More than a month after the Senate acted on legislation to reduce heroin deaths, the House is trying to figure out how to deal with the election-year issue. Heroin and opioid painkiller abuse is a growing, deadly problem that has become a top political issue in many states. More than 47,000 Americans died of drug overdoses in 2014 in cities and rural areas alike, more than double the death rate in 2000.
The Senate last month passed a bill 94-1 that would create grants to bolster state and local programs aimed at reducing overdose deaths. At a news conference Thursday, a bipartisan group of House lawmakers pushed for a package of bills including similar grants and legislation to reduce over-prescribing and improve treatment. House committees already are considering the bills, and GOP leaders have said they want to vote on a package in May. But it still hasn’t been decided exactly what the package will look like.
Majority Leader Kevin McCarthy, R-Calif., said this week that the House is “right on track” for getting the legislation done. Speaker Paul Ryan has said the chamber will move on the issue soon but has not given a timeline.
“Our goal is to go to conference with the Senate and get a bill to the president’s desk,” Ryan said Thursday.

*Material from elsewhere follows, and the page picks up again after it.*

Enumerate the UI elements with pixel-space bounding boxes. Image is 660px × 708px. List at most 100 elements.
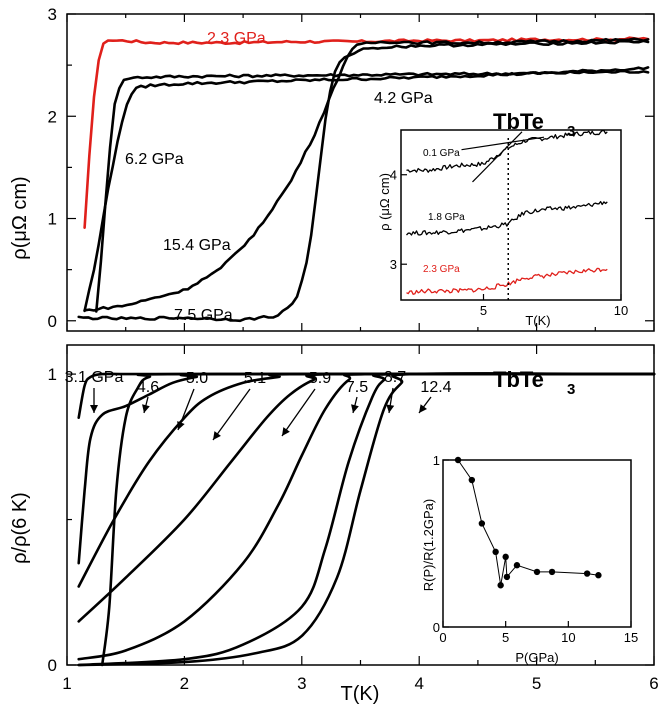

In both chambers, Republican lawmakers facing tough re-election bids in states most affected by drug abuse have led efforts to get the legislation passed. Rep. Frank Guinta, vulnerable in his home state of New Hampshire, is pushing the legislation with his state Democratic colleague, Rep. Annie Kuster. New Hampshire Sen. Kelly Ayotte and Ohio Sen. Rob Portman, also Republicans in tough races, pushed for the Senate bill.
The federal Centers for Disease Control and Prevention has said the drug problem has grown most significantly in the Northeast, Midwest and South. West Virginia, New Mexico, New Hampshire, Kentucky and Ohio had the highest death rates from drug overdoses in 2014. At the news conference, Guinta said House committees still are deciding which bills will be part of the package and how much the legislation will cost. “That could take some additional time,” Guinta said.
Guinta, Kuster and other lawmakers have asked House colleagues in charge of spending for more than $800 million for the efforts. The Senate bill would provide no new money for the grants; Republicans said previously approved money could be used and more could be provided when Congress writes next year’s spending bills.
Senate Democrats had attempted to add $600 million to the legislation, but that effort was rejected. In a letter expressing support for the bill’s grants, White House officials had said that unless Congress provides extra money, the bill “would do little to address the epidemic” of drug abuse.
Still, the legislation won wide support from senators of both parties. That bill includes money to train emergency workers to treat drug abusers, create treatment programs that would be alternatives to imprisonment and finance recovery programs at schools and nonprofit groups. There would be grants for helping veterans and pregnant offenders, and funds for using drugs like naloxone that can reverse opiate overdoses and for local law enforcement efforts.
Senators are pushing the House to move more quickly. Portman says the House should pass the Senate bill and move on the rest of their bills separately. “It’s urgent,” Portman said on the Senate floor Thursday. “There is a crisis. There’s no time to waste.”